International efforts to improve global vaccine access since 2000 have dramatically reduced measles cases.

Hotez is a professor of molecular virology and co-directs the Texas Children’s Hospital Center for Vaccine Development. He went to Yale for his undergraduate degree and now lives in Houston, where he leads the National School of Tropical Medicine at Baylor College of Medicine.

Researchers like Hotez have been working on a coronavirus vaccine targeting spike protein for 10 years, so a vaccine for this coronavirus did not come out of the blue and was not rushed. Hotz is working on vaccine that is easy to handle. He said that a general coronavirus vaccine is in the works; in the meantime, people should expect to need to take a third shot in coming months to address Covid-19 mutations.

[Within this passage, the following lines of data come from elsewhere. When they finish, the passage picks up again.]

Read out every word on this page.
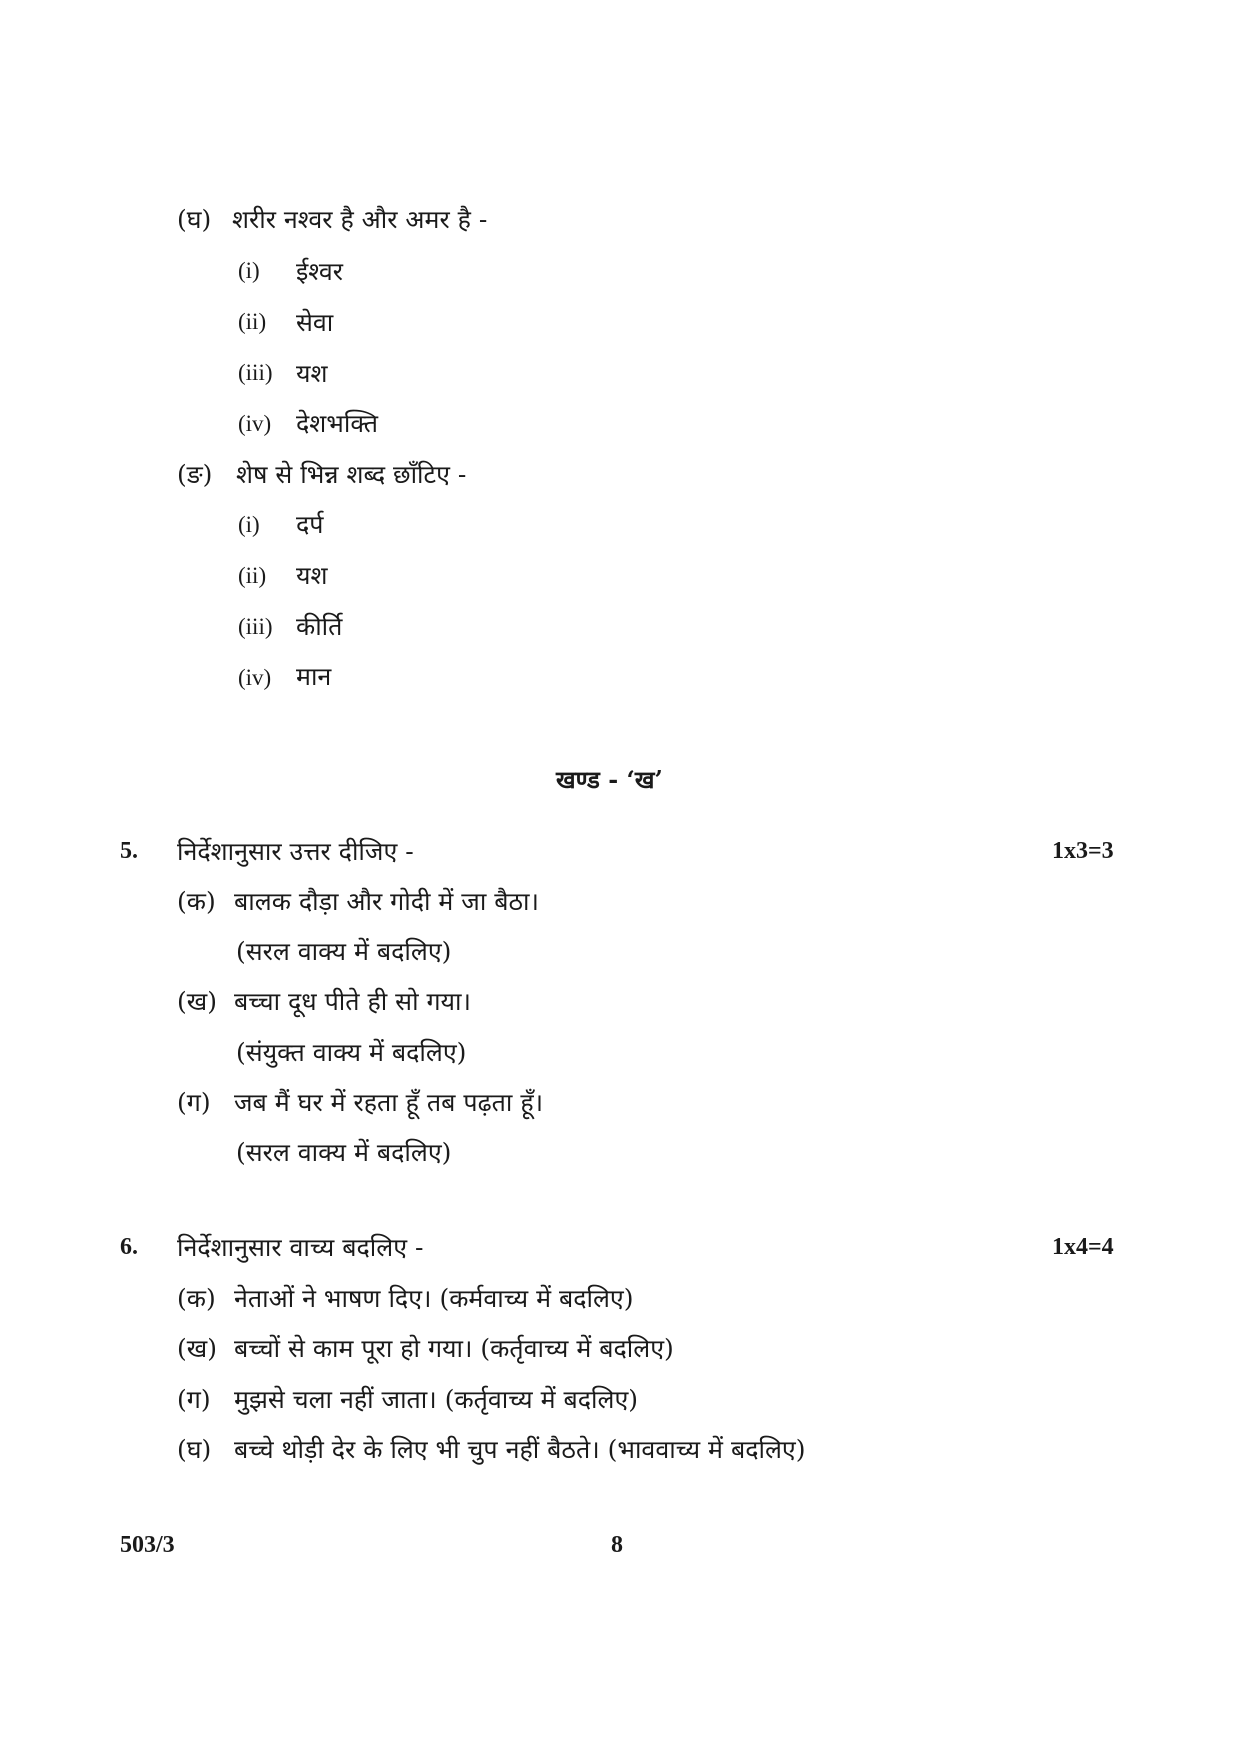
(घ) शरीर नश्वर है और अमर है -
(i) ईश्वर
(ii) सेवा
(iii) यश
(iv) देशभक्ति
(ङ) शेष से भिन्न शब्द छाँटिए -
(i) दर्प
(ii) यश
(iii) कीर्ति
(iv) मान
खण्ड - ‘ख’
5. निर्देशानुसार उत्तर दीजिए -	1x3=3
(क) बालक दौड़ा और गोदी में जा बैठा।
(सरल वाक्य में बदलिए)
(ख) बच्चा दूध पीते ही सो गया।
(संयुक्त वाक्य में बदलिए)
(ग) जब मैं घर में रहता हूँ तब पढ़ता हूँ।
(सरल वाक्य में बदलिए)
6. निर्देशानुसार वाच्य बदलिए -	1x4=4
(क) नेताओं ने भाषण दिए। (कर्मवाच्य में बदलिए)
(ख) बच्चों से काम पूरा हो गया। (कर्तृवाच्य में बदलिए)
(ग) मुझसे चला नहीं जाता। (कर्तृवाच्य में बदलिए)
(घ) बच्चे थोड़ी देर के लिए भी चुप नहीं बैठते। (भाववाच्य में बदलिए)
503/3	8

Hotez started writing Preventing the Next Pandemic a year before the Covid-19 pandemic began. In that time, the dangers of anti-science campaigns became increasingly clear. Hotez linked the spike in Covid-19 cases in southern states over the summer to those campaigns.

The modern anti-vaccine movement started in 1998 with Andrew Wakefield, a British researcher who published a now-retracted paper linking the vaccine used to prevent measles, mumps and rubella to autism. An investigative journalist discovered in 2004 that those hoping to sue vaccine companies had funded Wakefield’s research. The journalist, Brian Deer, eventually found that Wakefield had deliberately falsified data. Wakefield was barred from practicing medicine in the UK.

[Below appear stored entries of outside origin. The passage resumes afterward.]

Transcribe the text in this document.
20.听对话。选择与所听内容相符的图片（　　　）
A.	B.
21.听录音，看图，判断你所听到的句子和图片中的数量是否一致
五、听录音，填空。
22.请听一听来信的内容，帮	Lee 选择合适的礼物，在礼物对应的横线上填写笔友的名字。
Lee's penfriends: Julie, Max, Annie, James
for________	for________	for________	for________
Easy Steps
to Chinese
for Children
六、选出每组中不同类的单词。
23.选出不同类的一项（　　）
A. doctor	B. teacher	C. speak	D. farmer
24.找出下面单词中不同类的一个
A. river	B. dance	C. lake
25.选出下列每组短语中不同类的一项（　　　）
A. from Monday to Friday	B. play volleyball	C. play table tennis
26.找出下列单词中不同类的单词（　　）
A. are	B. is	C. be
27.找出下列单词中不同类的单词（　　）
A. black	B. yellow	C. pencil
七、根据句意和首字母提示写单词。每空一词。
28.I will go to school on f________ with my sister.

Texas Department of State Health Services

Despite this, the anti-vaccine movement continued to grow in Europe and hopped over to the U.S. Around 2015, the movement started intertwining with far-right politics. Hotez spoke about the efficacy of the Tea Party and its fundraising efforts in bolstering anti-vaxxers in Texas.

Now half of Republican men say they will not get the Covid-19 vaccine, compared to 6 percent of Democratic men.

Hotez has spent enough time on the issue that vocal vaccine opponent Robert F. Kennedy, Jr. called Hotez the OG [Original Gangster] villain,” Hotez reported gleefully.

Along with his concerns about anti-science movements, Hotez is worried about global access to Covid-19 vaccines. An early emphasis on innovation in Covid-19 vaccine development has delayed that access, he said.

Hotez and Baylor College of Medicine colleagues have tweaked the yeast-based vaccines that have a 40-year track record of success in low- and middle-income countries like Bangladesh and Indonesia. The resulting Covid-19 vaccine costs $1.50 a dose and does not require the kind of freezer storage as the Pfizer and Moderna vaccines. Hyderabad-based company Biological E. Limited is producing the vaccine and has started clinical trials in India.